14 points - today at 3:15 AM
Hey HN, which embedding models are people using? There has been so much development around foundational LLMs, but haven't seen much news about embedding models.
Comments
Yogeshshirsath today at 1:37 PM
E5 (Microsoft)
emschwartz today at 12:44 PM
I’ve been using MixedBread, which is a pretty old model at this point. Recently, I tried comparing it to some newer models and was disappointed that the results weren’t dramatically and uniformly better.
You probably can’t go wrong if you pick a recent one that scores decently well on benchmarks and is at the right price point (or memory requirement) for whatever you’re trying to do.
rapatel0 today at 3:57 AM
I've liked qwen and embeddinggemma for local search.

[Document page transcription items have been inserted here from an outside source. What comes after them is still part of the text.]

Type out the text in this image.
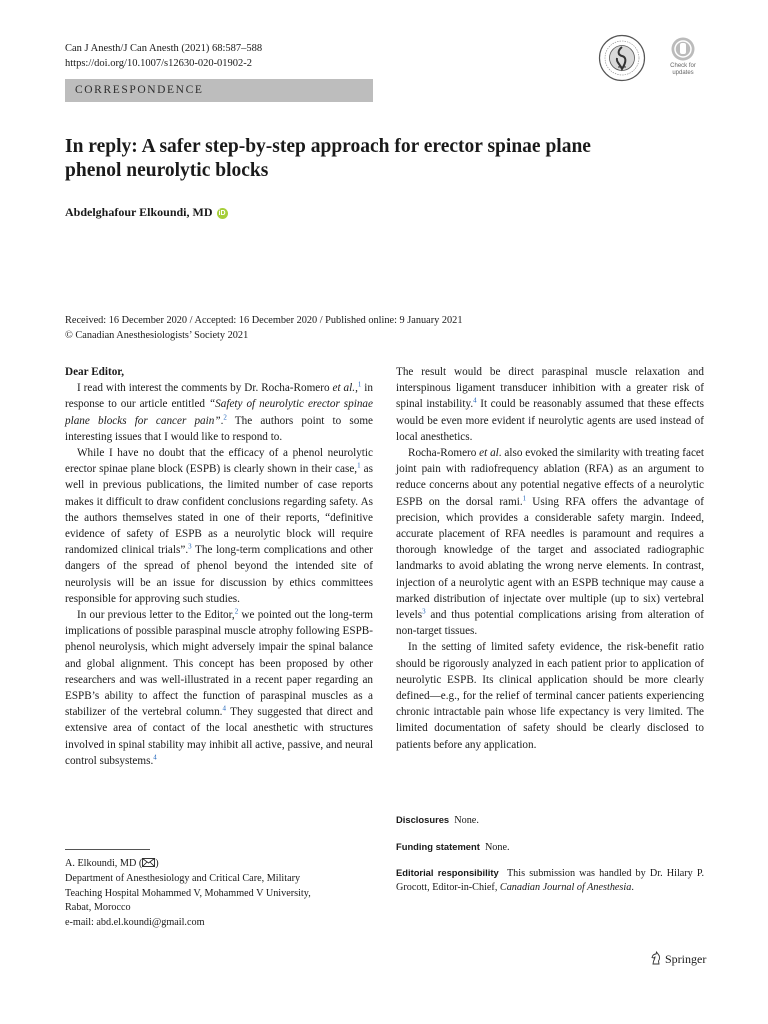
Can J Anesth/J Can Anesth (2021) 68:587–588
https://doi.org/10.1007/s12630-020-01902-2	Check for
updates
CORRESPONDENCE
In reply: A safer step-by-step approach for erector spinae plane
phenol neurolytic blocks
Abdelghafour Elkoundi, MD iD
Received: 16 December 2020 / Accepted: 16 December 2020 / Published online: 9 January 2021
© Canadian Anesthesiologists’ Society 2021

Dear Editor,

I read with interest the comments by Dr. Rocha-Romero et al.,$^1$ in response to our article entitled “Safety of neurolytic erector spinae plane blocks for cancer pain”.$^2$ The authors point to some interesting issues that I would like to respond to.

While I have no doubt that the efficacy of a phenol neurolytic erector spinae plane block (ESPB) is clearly shown in their case,$^1$ as well in previous publications, the limited number of case reports makes it difficult to draw confident conclusions regarding safety. As the authors themselves stated in one of their reports, “definitive evidence of safety of ESPB as a neurolytic block will require randomized clinical trials”.$^3$ The long-term complications and other dangers of the spread of phenol beyond the intended site of neurolysis will be an issue for discussion by ethics committees responsible for approving such studies.

In our previous letter to the Editor,$^2$ we pointed out the long-term implications of possible paraspinal muscle atrophy following ESPB-phenol neurolysis, which might adversely impair the spinal balance and global alignment. This concept has been proposed by other researchers and was well-illustrated in a recent paper regarding an ESPB’s ability to affect the function of paraspinal muscles as a stabilizer of the vertebral column.$^4$ They suggested that direct and extensive area of contact of the local anesthetic with structures involved in spinal stability may inhibit all active, passive, and neural control subsystems.$^4$

The result would be direct paraspinal muscle relaxation and interspinous ligament transducer inhibition with a greater risk of spinal instability.$^4$ It could be reasonably assumed that these effects would be even more evident if neurolytic agents are used instead of local anesthetics.

Rocha-Romero et al. also evoked the similarity with treating facet joint pain with radiofrequency ablation (RFA) as an argument to reduce concerns about any potential negative effects of a neurolytic ESPB on the dorsal rami.$^1$ Using RFA offers the advantage of precision, which provides a considerable safety margin. Indeed, accurate placement of RFA needles is paramount and requires a thorough knowledge of the target and associated radiographic landmarks to avoid ablating the wrong nerve elements. In contrast, injection of a neurolytic agent with an ESPB technique may cause a marked distribution of injectate over multiple (up to six) vertebral levels$^3$ and thus potential complications arising from alteration of non-target tissues.

In the setting of limited safety evidence, the risk-benefit ratio should be rigorously analyzed in each patient prior to application of neurolytic ESPB. Its clinical application should be more clearly defined—e.g., for the relief of terminal cancer patients experiencing chronic intractable pain whose life expectancy is very limited. The limited documentation of safety should be clearly disclosed to patients before any application.

Disclosures None.
Funding statement None.
Editorial responsibility This submission was handled by Dr. Hilary P. Grocott, Editor-in-Chief, Canadian Journal of Anesthesia.
A. Elkoundi, MD ( )
Department of Anesthesiology and Critical Care, Military
Teaching Hospital Mohammed V, Mohammed V University,
Rabat, Morocco
e-mail: abd.el.koundi@gmail.com
Springer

Qwen because 32K is enough to basically fit a whole page into the context window and embeddiggemma because it's crazy efficient.
LogicCraft678 today at 11:18 AM
Feels like embeddings are underrated compared to LLM's hype, but they doing great.
didgeoridoo today at 10:20 AM
I’m partial to jina.ai — they have open models for code and prose, all easily runnable locally.
PhilippGille today at 6:04 AM
Benchmarks only paint part of the picture, but it's still a decent place to start looking into recent models:
frederickabrah today at 11:11 AM
who knows a tool for rug check in crypto
halvorbuilds today at 11:46 AM
gemma4
jayshah5696 today at 5:09 AM
embeddings are easy to fine tune. Try modern bert.